Quasi un quarto delle aziende giapponesi ha adottato l'intelligenza artificiale (AI) nelle proprie attività, mentre oltre il 40% non ha in programma di utilizzare la tecnologia all'avanguardia, secondo un sondaggio Reuters di giovedì.

L'indagine, condotta per Reuters da Nikkei Research, ha posto una serie di domande a 506 aziende dal 3 al 12 luglio e circa 250 aziende hanno risposto, a condizione di anonimato.

Circa il 24% degli intervistati ha dichiarato di aver già introdotto l'IA nelle proprie attività e il 35% sta pianificando di farlo, mentre il restante 41% non ha alcun piano in tal senso, il che illustra i diversi gradi di adozione dell'innovazione tecnologica nelle aziende giapponesi.

Alla domanda sugli obiettivi dell'adozione dell'AI, che consentiva risposte multiple, il 60% degli intervistati ha risposto che stavano cercando di far fronte alla carenza di lavoratori, mentre il 53% mirava a ridurre i costi del lavoro e il 36% ha citato l'accelerazione della ricerca e dello sviluppo.

Per quanto riguarda gli ostacoli all'introduzione, un manager di un'azienda di trasporti ha citato "l'ansia dei dipendenti per la possibile riduzione dell'organico".

Altri ostacoli includono la mancanza di competenze tecnologiche, una spesa di capitale sostanziale e la preoccupazione per l'affidabilità, secondo il sondaggio.

Il sondaggio ha anche mostrato che il 15% degli intervistati ha subito cyberattacchi nell'ultimo anno e il 9% ha avuto partner commerciali che hanno subito cyberattacchi nello stesso periodo.

Alla domanda sui danni, il 23% di coloro che hanno subito un cyberattacco in prima persona o hanno avuto dei partner commerciali che ne sono stati bersaglio, ha detto che l'attività è stata temporaneamente interrotta e il 4% ha dichiarato di aver subito una perdita di informazioni.

Per quanto riguarda le misure per migliorare la cybersicurezza, il 47% degli intervistati ha dichiarato di esternalizzare la difesa, mentre il 38% ha detto di avere specialisti interni.

Tra le vittime di cyberattacchi negli ultimi mesi c'è stata l'editrice di alto profilo Kadokawa, il cui caso ha spinto il Governo a lavorare per rafforzare le misure di cybersecurity.

Il sondaggio ha anche mostrato che la metà delle aziende è favorevole alla modifica di una legge che stabilisce che i coniugi devono utilizzare lo stesso cognome. Le donne assumono quello del marito in più di 9 matrimoni su 10, una pratica che, secondo gli oppositori, toglie parte dell'identità della donna e la grava di una mole di documenti necessari per effettuare il cambiamento.
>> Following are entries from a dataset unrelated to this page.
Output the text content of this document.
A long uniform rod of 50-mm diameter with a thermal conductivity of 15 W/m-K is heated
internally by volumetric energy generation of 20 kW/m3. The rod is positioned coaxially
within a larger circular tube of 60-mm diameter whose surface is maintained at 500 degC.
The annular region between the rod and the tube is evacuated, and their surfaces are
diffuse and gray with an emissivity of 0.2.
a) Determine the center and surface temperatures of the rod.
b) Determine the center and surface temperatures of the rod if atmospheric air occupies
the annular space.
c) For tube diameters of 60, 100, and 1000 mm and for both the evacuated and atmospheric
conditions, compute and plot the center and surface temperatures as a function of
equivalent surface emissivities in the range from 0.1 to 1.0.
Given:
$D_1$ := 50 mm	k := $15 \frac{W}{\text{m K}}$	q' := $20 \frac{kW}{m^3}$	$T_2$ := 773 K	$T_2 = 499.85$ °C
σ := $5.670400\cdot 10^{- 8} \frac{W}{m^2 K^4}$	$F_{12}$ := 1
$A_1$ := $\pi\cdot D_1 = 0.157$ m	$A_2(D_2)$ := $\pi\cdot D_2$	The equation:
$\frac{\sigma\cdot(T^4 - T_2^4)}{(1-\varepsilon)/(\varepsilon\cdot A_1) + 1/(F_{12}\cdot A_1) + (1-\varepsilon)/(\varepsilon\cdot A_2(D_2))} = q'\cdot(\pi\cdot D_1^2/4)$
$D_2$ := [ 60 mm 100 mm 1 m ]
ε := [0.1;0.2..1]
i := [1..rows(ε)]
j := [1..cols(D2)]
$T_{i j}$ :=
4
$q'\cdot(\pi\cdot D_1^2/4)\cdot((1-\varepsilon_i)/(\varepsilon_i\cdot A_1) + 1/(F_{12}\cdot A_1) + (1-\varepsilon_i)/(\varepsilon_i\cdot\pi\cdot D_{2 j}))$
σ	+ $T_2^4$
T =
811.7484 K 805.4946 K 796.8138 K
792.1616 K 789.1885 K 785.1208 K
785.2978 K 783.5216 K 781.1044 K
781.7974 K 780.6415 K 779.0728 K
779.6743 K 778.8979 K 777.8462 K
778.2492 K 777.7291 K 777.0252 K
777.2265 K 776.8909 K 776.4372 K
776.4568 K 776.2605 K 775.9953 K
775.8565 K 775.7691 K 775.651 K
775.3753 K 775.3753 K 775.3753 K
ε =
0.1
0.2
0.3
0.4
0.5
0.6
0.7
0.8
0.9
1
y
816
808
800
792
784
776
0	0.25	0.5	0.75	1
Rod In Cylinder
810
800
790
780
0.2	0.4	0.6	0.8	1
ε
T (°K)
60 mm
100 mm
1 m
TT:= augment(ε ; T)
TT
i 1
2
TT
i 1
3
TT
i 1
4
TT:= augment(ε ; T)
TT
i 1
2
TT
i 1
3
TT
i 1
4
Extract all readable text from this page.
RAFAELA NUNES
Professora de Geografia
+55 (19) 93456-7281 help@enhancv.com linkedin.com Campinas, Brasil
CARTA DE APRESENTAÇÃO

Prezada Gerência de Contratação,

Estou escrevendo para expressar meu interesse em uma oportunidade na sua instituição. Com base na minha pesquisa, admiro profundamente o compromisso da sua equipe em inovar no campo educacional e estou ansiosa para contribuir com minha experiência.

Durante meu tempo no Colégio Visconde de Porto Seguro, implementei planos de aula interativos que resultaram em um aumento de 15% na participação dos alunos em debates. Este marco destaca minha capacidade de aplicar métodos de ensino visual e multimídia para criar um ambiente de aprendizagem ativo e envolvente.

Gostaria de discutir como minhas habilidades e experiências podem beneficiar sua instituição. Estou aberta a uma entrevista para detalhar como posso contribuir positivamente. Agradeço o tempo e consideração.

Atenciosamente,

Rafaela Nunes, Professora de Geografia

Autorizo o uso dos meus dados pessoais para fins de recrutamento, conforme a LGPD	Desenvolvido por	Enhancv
La questione è tornata sotto i riflettori dopo che, il mese scorso, la lobby imprenditoriale Keidanren ha chiesto al Governo di consentire alle persone sposate di mantenere il proprio cognome.

Nel sondaggio, il 50% degli intervistati ha dichiarato di essere a favore di tale cambiamento legislativo, rispetto all'11% di contrari.

"Il sistema attuale sta danneggiando la dignità e la libertà delle persone, soprattutto delle donne", ha scritto un dirigente di un'azienda di macchinari. Un funzionario di un'azienda siderurgica ha definito il cambiamento come una "naturale esigenza dei tempi".

In opposizione, un dirigente di un'azienda produttrice di metalli non ferrosi ha affermato che consentire cognomi separati potrebbe "indebolire i legami familiari".

Alla domanda su come una modifica della legge influirebbe sulla loro attività, il 14% degli intervistati ha detto che il morale dei dipendenti sarebbe aumentato e il 10% ha affermato che avrebbe favorito l'attività di assunzione, mentre il 56% ha detto di non aspettarsi alcun impatto.